23.08 i 02.09 – Kubuś był jednym z pojazdów, które ruszyły do walki na terenie Uniwersytetu Warszawskiego. Po upadku Powiśla wydano rozkaz zniszczenia samochodu, jednak nie został on wykonany, a jedynie wymontowano m.in. aparat zapłonowy. Do końca wojny stał na Okólniku, gdzie znajdowała się jego “baza wypadkowa” – stał w cieniu drzew. Dziś odrestaurowanego Kubusia można oglądać w Muzeum Wojska Polskiego, a kopię przy Muzeum Powstania Warszawskiego.

Kubuś


Elektrownia Powiśle


Po wojnie elektrownia wznowiła swoją działalność, w związku z budową PKiN, została rozbudowana, aby móc zasilić cały pałac. Wydzielono osobny człon ciepłowniczy, specjalnie dla tej “Rakiety Stalina”.

Oficjalnie zaprzestano produkcji prądu w 2001 roku, choć elektrownię zamknięto już w latach 90. XX wieku.

W 2015 roku Tristan Capital Partners i White Star Real Estate postanowiło zakupić elektrownię, aby poddać ją generalnemu remontowi i dostosować historyczny obiekt do nowych celów. Po rewitalizacji, która połączyła stare mury z nowoczesnym designem, do elektrowni Powiśle powróciło życie.

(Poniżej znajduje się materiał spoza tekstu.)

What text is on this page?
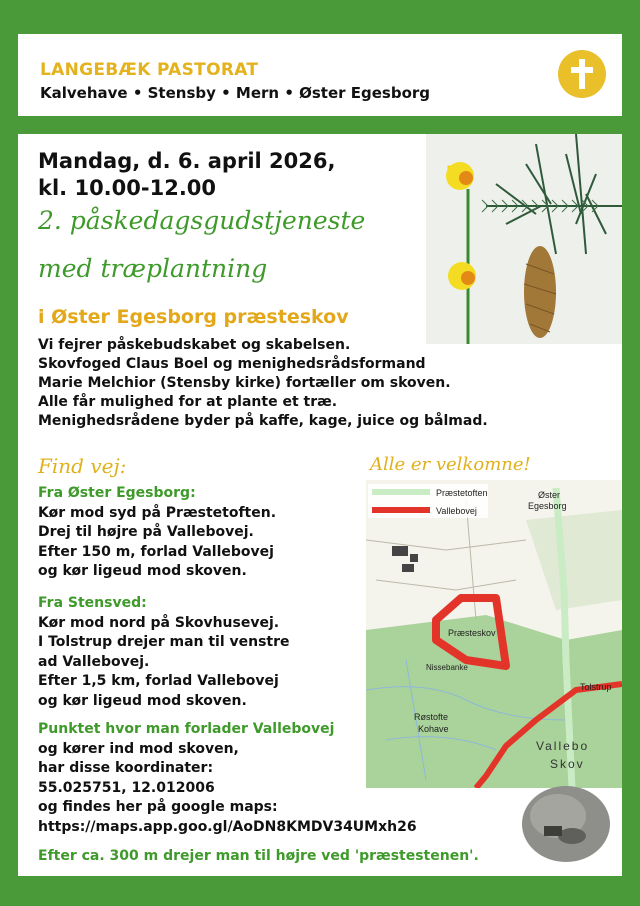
LANGEBÆK PASTORAT
Kalvehave • Stensby • Mern • Øster Egesborg
Mandag, d. 6. april 2026,
kl. 10.00-12.00
2. påskedagsgudstjeneste
med træplantning
i Øster Egesborg præsteskov
Vi fejrer påskebudskabet og skabelsen.
Skovfoged Claus Boel og menighedsrådsformand
Marie Melchior (Stensby kirke) fortæller om skoven.
Alle får mulighed for at plante et træ.
Menighedsrådene byder på kaffe, kage, juice og bålmad.
Find vej:	Alle er velkomne!
Fra Øster Egesborg:
Kør mod syd på Præstetoften.
Drej til højre på Vallebovej.
Efter 150 m, forlad Vallebovej
og kør ligeud mod skoven.
Fra Stensved:
Kør mod nord på Skovhusevej.
I Tolstrup drejer man til venstre
ad Vallebovej.
Efter 1,5 km, forlad Vallebovej
og kør ligeud mod skoven.
Punktet hvor man forlader Vallebovej
og kører ind mod skoven,
har disse koordinater:
55.025751, 12.012006
og findes her på google maps:
https://maps.app.goo.gl/AoDN8KMDV34UMxh26
Efter ca. 300 m drejer man til højre ved 'præstestenen'.
Præstetoften
Vallebovej
Øster
Egesborg
Præsteskov
Nissebanke
Tolstrup
Røstofte
Kohave
Vallebo
Skov
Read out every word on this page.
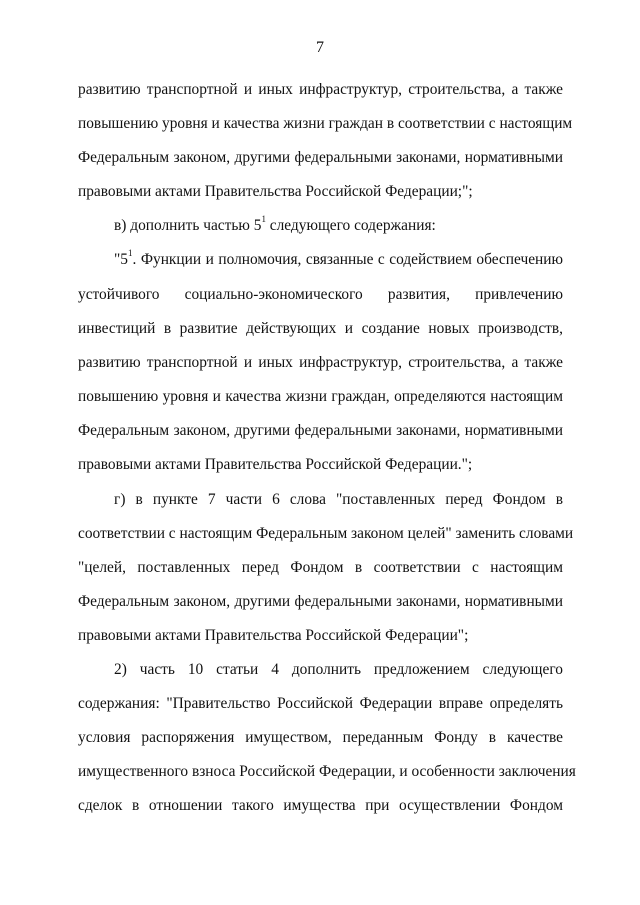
7
развитию транспортной и иных инфраструктур, строительства, а также
повышению уровня и качества жизни граждан в соответствии с настоящим
Федеральным законом, другими федеральными законами, нормативными
правовыми актами Правительства Российской Федерации;";
в) дополнить частью $5^1$ следующего содержания:
"$5^1$. Функции и полномочия, связанные с содействием обеспечению
устойчивого социально-экономического развития, привлечению
инвестиций в развитие действующих и создание новых производств,
развитию транспортной и иных инфраструктур, строительства, а также
повышению уровня и качества жизни граждан, определяются настоящим
Федеральным законом, другими федеральными законами, нормативными
правовыми актами Правительства Российской Федерации.";
г) в пункте 7 части 6 слова "поставленных перед Фондом в
соответствии с настоящим Федеральным законом целей" заменить словами
"целей, поставленных перед Фондом в соответствии с настоящим
Федеральным законом, другими федеральными законами, нормативными
правовыми актами Правительства Российской Федерации";
2) часть 10 статьи 4 дополнить предложением следующего
содержания: "Правительство Российской Федерации вправе определять
условия распоряжения имуществом, переданным Фонду в качестве
имущественного взноса Российской Федерации, и особенности заключения
сделок в отношении такого имущества при осуществлении Фондом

Dzięki wyjątkowej lokalizacji, strukturze architektonicznej i bogatej historii jest to miejsce, które doskonale wpisuje się w światowy trend przekształcania terenów poprzemysłowych w miejsca pełne życia. W 2020 roku otwarto to nowoczesne miejsce, które łączy funkcję handlową, rozrywkową oraz reprezentacyjną. Może tutaj dobrze zjeść, zrelaksować się, udać się na zakupy, czy po prostu iść do pracy, do jednej z wielu firm, które to miejsce wybrały na swoją lokalizację.